A qualidade dos cartazes, das montras e das publicações do SPN sacudiram para sempre os resquícios da estética oitocentista ainda prevalecente, fixando um novo paradigma gráfico, que o modernismo dos anos 1920 não conseguira instituir cabalmente. Foi até Jorge de Sena quem o disse, num depoimento sobre Paulo Ferreira publicado em Setembro de 1977. Já mais tarde, em meados de 1950, José Cardoso Pires interessou-se por Sebastião Rodrigues, quando reparou na vibrante novidade de uma montra do SPN concebida por ele. Por outro lado, a arte efémera de pavilhões em certames internacionais da segunda metade da década de 1930 beneficiou a cooperação entre artistas de diferentes ofícios e competências, um laboratório permanente que estimulou a capacidade de todos fazerem de tudo, do design dum álbum aos figurinos dum bailado, da cenografia duma exposição à decoração duma pousada, dum posto de turismo ou duma simples vitrine.
Nos seus discursos reunidos em cadernos temáticos em finais dos anos 1940 — e que nos dão a medida dum projecto cultural inovador, minuciosamente pensado e articulado («uma obra de perfeita lógica, peça a peça montada», como reconheceu França, na conferência citada) —, fica patente que António Ferro teve de ir defendendo o arrojo estético da sua equipa técnica, que ultras do regime também achavam suspeita do ponto de vista político-ideológico. Mas fez mais do que isso, como o escritor José Rodrigues Miguéis contou numa crónica intitulada «Reencontro em Babilónia». No início da campanha norte-americana de 1939, mal acostaram a Nova Iorque Ferro reuniu os seus colaboradores e disse-lhes: «Eu sei que vocês são todos amigos dele, e hão-de querer encontrar-se com ele.

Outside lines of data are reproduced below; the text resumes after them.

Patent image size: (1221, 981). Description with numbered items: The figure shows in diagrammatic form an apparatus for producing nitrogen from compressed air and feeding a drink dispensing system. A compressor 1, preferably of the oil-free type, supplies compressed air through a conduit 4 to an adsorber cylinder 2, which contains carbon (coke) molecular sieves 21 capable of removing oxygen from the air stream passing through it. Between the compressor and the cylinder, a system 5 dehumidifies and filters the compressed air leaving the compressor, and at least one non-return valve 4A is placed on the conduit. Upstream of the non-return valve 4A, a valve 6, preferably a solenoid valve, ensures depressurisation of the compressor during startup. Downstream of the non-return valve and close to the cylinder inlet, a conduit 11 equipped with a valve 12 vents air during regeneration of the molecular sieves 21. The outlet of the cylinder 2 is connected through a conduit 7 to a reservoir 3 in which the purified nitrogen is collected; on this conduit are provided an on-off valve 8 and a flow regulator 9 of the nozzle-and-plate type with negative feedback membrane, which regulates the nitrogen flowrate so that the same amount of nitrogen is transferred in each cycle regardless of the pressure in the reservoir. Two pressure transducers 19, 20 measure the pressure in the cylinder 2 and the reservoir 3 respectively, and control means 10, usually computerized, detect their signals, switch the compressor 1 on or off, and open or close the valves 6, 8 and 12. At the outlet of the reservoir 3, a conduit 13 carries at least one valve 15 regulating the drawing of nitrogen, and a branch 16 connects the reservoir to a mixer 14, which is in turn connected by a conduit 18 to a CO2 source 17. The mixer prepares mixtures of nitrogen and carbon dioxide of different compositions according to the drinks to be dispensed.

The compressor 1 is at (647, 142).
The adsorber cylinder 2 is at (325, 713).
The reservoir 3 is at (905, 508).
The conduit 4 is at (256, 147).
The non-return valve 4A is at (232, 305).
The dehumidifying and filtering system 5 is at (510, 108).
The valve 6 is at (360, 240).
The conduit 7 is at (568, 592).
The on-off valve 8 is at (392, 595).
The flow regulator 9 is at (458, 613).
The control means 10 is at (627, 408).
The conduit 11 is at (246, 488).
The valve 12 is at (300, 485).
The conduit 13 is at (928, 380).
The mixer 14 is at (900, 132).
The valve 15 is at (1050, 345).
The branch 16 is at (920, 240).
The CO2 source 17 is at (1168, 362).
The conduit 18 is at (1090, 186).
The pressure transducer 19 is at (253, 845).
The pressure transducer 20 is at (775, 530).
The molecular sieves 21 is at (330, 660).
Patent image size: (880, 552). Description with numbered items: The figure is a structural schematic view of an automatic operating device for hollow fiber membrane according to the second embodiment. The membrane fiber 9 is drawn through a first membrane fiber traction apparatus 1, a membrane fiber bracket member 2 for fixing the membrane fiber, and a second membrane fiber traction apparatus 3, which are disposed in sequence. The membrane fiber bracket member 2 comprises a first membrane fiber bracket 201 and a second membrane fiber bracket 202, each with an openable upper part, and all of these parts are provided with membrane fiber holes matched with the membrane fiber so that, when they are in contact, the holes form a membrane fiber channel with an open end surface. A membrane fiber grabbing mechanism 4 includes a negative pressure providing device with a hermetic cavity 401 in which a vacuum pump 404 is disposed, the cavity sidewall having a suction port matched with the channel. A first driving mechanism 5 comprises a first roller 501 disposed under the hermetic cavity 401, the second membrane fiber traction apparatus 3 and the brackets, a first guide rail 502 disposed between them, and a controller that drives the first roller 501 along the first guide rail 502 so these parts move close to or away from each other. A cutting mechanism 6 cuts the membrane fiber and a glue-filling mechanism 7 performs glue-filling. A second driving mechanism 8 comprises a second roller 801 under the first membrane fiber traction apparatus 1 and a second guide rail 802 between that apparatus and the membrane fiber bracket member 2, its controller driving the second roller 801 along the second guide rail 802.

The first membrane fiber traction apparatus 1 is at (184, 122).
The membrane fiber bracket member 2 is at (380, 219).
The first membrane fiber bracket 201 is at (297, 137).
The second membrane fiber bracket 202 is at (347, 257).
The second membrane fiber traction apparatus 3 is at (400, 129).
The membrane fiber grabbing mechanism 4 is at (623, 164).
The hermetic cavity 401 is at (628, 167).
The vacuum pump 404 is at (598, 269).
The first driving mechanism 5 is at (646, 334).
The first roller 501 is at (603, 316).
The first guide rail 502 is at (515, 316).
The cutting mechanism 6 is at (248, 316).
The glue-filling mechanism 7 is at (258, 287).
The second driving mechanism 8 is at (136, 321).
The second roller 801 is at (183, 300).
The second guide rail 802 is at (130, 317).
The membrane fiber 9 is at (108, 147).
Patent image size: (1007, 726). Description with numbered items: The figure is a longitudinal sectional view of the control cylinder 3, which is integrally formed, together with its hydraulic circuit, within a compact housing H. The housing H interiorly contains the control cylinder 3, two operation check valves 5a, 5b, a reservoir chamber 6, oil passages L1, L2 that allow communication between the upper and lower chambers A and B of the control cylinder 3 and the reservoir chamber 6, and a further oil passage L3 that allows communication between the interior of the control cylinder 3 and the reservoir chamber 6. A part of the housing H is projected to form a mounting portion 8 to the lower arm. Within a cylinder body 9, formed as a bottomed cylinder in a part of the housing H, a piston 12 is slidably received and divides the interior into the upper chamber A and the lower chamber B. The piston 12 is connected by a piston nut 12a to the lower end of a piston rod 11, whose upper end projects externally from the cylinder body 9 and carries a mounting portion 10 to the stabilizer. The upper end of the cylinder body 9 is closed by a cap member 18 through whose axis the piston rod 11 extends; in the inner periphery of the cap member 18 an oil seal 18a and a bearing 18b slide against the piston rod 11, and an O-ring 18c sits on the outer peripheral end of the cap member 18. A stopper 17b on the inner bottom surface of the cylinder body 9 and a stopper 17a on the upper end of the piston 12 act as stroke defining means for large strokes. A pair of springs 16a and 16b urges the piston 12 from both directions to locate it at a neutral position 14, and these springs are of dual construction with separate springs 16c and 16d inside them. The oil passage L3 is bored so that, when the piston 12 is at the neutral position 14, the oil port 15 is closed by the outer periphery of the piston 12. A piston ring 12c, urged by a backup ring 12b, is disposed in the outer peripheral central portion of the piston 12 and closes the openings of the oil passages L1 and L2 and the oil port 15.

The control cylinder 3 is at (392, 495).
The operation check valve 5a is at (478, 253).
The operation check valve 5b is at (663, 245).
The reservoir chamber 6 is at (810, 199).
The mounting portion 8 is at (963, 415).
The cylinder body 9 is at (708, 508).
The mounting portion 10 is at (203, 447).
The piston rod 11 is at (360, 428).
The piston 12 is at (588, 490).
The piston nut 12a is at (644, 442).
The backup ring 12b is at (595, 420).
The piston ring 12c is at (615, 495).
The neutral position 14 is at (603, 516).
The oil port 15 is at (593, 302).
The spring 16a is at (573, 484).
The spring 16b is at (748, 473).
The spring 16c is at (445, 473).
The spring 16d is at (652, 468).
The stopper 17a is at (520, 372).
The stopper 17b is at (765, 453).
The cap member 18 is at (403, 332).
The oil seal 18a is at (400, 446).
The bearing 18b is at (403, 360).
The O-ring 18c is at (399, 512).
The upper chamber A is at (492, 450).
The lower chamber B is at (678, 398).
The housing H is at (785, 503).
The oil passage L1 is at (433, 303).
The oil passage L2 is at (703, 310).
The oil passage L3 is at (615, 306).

Mas, pelo amor de Deus, façam-no discretamente, onde isso não dê nas vistas!» E o escritor exilado lembrou: «O encontro foi eufórico. […] O Bernardo e a Ofélia, o Fred e a Astrid, o Zé Rocha e a Selma enfim unidos, o Carlos [Botelho] (sem a Dona Brites, que pena!), e além deles Anahory, celibatário. [Cinco anos depois] Estavam os mesmos, pareciam felizes, e o Ontem fez-se Hoje de repente.»
Essa defesa dos artistas e da arte também é confirmada por três outros casos, especialmente significativos, do meu ponto de vista: em primeiro lugar, o prémio concedido logo em 1935 a Mário Eloy, o grande pintor expressionista português, tão próximo da «arte degenerada» condenada pelo nazismo — e lembro que o quadro Lisboa (1934, 115 x 81 cm) esteve durante anos em destaque no gabinete de Ferro; em segundo lugar, a firmeza da decisão de expor obras do escultor Hein Semke, que a Legação Alemã denunciara como «criminoso político», e que mais tarde reconheceu dever a António Ferro não ter sido expulso do país, onde, de resto, criou um enorme e generoso leque de amizades no meio cultural; e em terceiro lugar, a exposição do brasileiro Cícero Dias, que veio para Lisboa directamente dum campo de refugiados em Marselha, sob a influência directa de Ferro, como o próprio pintor reconheceu nas suas memórias, Eu Vi o Mundo, de 2011.
Aliás, para se entender o alcance dessa acção cultural, faça-se notar que a inauguração dessa exposição de Cícero Dias no SPN foi antecedida por uma conferência multimédia sobre a nova arte brasileira apresentada pelo surrealista António Pedro, que praticamente acabara de chegar duma estada dum ano no Brasil, onde conheceu os talentos emergentes no Rio e em São Paulo, alguns dos quais, como Cândido Portinari, influenciadíssimos pelos muralistas mexicanos, para lá de revolucionários…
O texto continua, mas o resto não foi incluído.